The alterations of protein expression levels of NF-κB and MAPK8 were evaluated by Western blot analysis using the BioRad Mini Protean Tetra Cell wet transfer Western blotting system (Bio-Rad). Once treated with ACE (0.5–4 mM) or DMSO (1%) for 24 h, the cells were lysed using RIPA lysis buffer. Equivalent amounts of 30 μg protein were separated on polyacrylamide gel (10%) and transferred onto the polyvinylidene fluoride (PVDF) membranes. The membranes were blocked for 2 h at room temperature in skim milk (5%) in tris-buffered saline with Tween 20 (TBST) and incubated overnight with primary antibody diluted 1:1000 at 4 °C. Then, the blots were washed with TBST and incubated with a secondary antibody (anti-rabbit IgG, dilution of 1:5000) conjugated with horseradish peroxidase for 1 h at room temperature.
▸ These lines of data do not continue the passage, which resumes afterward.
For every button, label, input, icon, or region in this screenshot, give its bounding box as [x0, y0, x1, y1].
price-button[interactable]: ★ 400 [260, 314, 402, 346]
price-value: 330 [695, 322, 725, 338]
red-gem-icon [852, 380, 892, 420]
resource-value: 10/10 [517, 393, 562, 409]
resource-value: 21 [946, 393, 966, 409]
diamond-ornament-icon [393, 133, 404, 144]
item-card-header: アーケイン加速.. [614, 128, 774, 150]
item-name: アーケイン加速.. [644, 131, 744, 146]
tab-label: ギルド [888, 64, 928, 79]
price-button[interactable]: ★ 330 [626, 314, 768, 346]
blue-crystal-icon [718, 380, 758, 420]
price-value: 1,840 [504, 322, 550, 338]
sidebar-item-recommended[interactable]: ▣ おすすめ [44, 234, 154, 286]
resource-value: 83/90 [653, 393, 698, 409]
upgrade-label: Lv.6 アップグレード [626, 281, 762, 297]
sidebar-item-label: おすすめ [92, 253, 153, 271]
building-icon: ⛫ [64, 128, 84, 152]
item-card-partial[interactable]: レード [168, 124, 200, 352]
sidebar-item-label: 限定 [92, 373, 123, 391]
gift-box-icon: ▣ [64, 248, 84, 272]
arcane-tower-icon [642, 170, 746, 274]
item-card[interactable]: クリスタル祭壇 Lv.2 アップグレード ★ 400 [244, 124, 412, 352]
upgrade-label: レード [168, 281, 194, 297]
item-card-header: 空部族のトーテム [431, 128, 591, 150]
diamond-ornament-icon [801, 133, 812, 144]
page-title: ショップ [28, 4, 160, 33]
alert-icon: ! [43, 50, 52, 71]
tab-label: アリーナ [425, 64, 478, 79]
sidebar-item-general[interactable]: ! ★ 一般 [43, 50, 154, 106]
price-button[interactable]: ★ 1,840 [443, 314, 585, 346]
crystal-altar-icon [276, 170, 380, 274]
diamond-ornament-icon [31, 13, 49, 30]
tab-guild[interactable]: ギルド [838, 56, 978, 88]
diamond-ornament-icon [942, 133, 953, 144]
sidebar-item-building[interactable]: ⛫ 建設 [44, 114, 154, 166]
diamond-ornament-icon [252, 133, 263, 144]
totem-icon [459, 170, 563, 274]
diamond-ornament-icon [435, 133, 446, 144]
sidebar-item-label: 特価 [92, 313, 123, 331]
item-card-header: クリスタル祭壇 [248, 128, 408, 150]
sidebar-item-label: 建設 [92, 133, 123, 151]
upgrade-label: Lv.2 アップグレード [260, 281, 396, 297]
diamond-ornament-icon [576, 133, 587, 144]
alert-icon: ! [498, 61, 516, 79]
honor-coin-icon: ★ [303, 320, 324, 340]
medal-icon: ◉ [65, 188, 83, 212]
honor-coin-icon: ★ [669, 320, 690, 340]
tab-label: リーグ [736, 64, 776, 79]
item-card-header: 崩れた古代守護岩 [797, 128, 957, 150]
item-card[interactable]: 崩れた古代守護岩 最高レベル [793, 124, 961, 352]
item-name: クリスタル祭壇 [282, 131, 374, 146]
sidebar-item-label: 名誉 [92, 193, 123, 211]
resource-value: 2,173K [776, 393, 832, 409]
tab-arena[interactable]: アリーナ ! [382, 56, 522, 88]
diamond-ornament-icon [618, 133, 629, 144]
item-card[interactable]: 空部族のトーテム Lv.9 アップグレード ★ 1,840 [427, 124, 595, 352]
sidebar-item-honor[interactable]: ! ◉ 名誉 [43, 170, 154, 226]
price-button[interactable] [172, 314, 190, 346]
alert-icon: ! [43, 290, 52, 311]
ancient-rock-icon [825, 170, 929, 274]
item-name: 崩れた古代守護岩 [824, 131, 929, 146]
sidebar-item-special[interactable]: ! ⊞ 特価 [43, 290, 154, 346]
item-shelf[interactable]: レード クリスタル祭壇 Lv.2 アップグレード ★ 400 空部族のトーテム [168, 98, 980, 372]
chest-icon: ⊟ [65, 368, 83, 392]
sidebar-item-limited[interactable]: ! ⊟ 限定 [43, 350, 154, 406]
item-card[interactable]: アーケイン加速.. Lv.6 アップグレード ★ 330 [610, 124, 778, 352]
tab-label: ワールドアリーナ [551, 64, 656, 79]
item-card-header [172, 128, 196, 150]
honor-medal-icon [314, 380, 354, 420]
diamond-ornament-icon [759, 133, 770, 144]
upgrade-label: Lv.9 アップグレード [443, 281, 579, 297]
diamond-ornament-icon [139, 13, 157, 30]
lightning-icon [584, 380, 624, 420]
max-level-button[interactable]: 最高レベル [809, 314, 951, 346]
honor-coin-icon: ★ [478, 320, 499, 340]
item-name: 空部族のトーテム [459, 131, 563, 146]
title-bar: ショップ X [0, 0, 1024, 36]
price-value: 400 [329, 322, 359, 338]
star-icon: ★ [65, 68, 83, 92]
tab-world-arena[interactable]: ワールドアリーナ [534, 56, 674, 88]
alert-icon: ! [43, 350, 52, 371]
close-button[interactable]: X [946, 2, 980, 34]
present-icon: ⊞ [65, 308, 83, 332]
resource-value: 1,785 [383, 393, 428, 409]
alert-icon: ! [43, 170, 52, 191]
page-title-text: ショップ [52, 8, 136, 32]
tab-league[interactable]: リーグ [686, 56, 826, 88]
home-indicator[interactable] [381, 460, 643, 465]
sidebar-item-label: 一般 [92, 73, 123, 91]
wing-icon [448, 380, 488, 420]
JNK-bounded membranes were stripped using stripping buffer (Fisher Scientific Inc., Carlsbad, CA, USA) and then re-probed with β-actin primary antibody. After that, the bands were visualized using a luminol reagent by Kodak Molecular Imaging Software (Kodak Company, New York, NY, USA). ImageJ Software (National Institutes of Health, Baltimore, MD, USA) was used for densitometric analysis of the immunopositive band, and the results calculated as arbitrary units were normalized to the density of β-actin bands.